A telephone consultation with the treating health professional must be:
- initiated by the WSIB to the treating health professional
- paid at a flat rate fee regardless of the duration of discussion
Overview of speech-language pathology services
Payment for speech-language pathology services will be considered when it is recommended by the person with a work-related injury or illness’s primary health professional.
Treatment guidelines
Speech-language pathology services must be provided by a Speech-Language Pathologist who is registered with the College of Audiologists and Speech-Language Pathologists of Ontario.
Entitlement to speech-language pathology services is handled on a claim-by-claim basis and the length of treatment must be pre-authorized by the WSIB.
To help us determine the allowable length of treatment, the Speech-Language Pathologist should submit a written treatment plan/report that outlines the expected duration and outcomes. Ensure that the person with a work-related injury or illness’s name and claim number are clearly written on the report.
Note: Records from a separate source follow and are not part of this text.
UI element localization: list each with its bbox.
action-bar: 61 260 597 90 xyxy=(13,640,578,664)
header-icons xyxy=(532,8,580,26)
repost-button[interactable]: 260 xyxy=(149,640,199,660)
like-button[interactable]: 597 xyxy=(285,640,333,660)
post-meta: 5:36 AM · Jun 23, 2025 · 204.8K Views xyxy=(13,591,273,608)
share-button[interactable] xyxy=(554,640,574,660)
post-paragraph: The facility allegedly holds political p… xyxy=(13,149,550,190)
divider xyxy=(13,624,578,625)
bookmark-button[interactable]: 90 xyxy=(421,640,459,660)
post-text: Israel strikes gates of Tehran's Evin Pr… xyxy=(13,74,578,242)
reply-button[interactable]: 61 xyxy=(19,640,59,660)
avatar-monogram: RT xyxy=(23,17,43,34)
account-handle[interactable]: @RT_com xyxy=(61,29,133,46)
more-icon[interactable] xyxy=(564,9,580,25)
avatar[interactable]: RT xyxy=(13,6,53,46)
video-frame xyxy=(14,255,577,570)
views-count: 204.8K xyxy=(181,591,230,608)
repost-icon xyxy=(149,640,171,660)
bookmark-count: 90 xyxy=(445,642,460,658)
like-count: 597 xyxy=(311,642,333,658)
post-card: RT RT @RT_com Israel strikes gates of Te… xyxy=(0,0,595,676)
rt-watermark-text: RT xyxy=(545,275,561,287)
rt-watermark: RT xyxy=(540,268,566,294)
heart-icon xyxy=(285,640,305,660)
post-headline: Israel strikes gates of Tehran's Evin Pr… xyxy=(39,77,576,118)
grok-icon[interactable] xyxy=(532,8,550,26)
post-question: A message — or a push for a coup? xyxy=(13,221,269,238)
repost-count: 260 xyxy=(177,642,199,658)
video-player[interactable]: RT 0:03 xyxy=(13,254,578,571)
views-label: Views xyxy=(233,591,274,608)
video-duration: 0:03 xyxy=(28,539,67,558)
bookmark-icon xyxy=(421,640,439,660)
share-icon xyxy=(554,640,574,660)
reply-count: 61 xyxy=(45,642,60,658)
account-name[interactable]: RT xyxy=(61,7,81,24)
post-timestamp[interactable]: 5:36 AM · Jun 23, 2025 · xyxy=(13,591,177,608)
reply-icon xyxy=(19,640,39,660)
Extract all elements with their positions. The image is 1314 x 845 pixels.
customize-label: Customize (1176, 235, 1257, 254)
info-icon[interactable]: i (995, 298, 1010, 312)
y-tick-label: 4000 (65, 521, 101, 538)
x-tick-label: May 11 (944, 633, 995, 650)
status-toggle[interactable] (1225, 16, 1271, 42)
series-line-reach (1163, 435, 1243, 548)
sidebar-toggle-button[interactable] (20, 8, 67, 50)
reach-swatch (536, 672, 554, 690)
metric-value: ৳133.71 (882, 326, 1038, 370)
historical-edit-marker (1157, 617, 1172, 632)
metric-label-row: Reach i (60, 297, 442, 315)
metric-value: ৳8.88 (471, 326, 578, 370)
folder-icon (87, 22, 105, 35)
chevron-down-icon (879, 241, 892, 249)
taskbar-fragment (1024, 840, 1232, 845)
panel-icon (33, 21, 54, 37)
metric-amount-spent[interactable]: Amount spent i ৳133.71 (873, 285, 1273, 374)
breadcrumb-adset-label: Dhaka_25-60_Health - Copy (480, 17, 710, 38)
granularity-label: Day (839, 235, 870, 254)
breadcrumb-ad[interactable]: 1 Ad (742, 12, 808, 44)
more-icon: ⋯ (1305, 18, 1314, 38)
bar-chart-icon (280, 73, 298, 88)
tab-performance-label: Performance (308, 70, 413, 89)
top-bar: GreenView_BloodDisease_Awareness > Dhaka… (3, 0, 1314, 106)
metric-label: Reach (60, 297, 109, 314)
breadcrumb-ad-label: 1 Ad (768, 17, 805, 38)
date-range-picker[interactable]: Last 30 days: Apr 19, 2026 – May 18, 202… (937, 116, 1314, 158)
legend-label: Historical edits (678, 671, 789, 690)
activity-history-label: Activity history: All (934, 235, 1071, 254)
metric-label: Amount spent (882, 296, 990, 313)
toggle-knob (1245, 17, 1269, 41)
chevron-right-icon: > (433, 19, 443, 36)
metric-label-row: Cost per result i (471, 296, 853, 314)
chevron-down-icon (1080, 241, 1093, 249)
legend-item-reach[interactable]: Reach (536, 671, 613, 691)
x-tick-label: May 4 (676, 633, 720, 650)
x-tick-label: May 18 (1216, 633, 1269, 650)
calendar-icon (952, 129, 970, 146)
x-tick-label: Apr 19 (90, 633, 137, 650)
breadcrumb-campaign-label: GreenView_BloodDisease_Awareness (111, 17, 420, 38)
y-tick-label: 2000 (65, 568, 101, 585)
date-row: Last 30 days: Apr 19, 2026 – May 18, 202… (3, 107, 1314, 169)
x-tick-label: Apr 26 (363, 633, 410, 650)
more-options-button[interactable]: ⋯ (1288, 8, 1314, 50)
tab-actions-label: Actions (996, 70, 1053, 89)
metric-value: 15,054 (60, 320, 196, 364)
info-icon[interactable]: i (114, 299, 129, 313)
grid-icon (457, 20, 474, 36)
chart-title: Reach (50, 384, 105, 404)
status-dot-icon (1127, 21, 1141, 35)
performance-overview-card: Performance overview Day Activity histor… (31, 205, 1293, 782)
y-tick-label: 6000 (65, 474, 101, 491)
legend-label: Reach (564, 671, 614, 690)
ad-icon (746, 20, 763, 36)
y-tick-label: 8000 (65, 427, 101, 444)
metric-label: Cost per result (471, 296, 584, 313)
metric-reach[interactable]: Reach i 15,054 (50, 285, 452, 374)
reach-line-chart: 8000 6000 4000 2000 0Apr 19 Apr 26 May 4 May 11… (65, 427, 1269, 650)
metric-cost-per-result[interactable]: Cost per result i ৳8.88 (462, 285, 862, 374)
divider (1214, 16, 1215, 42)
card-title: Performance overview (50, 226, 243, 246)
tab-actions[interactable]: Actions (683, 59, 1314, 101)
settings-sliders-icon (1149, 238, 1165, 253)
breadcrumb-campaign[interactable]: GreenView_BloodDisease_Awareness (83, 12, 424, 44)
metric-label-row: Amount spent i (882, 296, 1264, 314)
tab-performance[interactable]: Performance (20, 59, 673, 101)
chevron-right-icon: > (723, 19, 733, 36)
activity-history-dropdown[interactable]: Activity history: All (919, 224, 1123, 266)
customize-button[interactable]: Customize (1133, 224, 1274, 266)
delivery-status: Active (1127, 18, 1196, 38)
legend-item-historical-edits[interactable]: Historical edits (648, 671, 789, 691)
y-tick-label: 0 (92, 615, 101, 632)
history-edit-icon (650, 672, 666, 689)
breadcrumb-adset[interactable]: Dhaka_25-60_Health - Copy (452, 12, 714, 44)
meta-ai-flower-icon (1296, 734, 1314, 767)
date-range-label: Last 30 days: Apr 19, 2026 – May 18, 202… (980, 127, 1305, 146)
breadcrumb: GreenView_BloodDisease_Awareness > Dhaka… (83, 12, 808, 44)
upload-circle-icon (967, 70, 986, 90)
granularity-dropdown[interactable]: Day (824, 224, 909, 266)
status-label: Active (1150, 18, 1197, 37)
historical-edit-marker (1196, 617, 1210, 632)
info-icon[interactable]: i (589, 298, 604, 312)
Requests for extension of treatment should be submitted in writing before the end of the initial treatment period to ensure there is no interruption in treatment. The treatment plan/report should provide details on expected duration, outcomes and progress to date.
Note: If there is evidence that the person is not improving, the WSIB may not pay for continuing treatment.
You may not bill more than one treatment visit per patient per day. Exception for a second same-day treatment will be considered on an individual claim basis.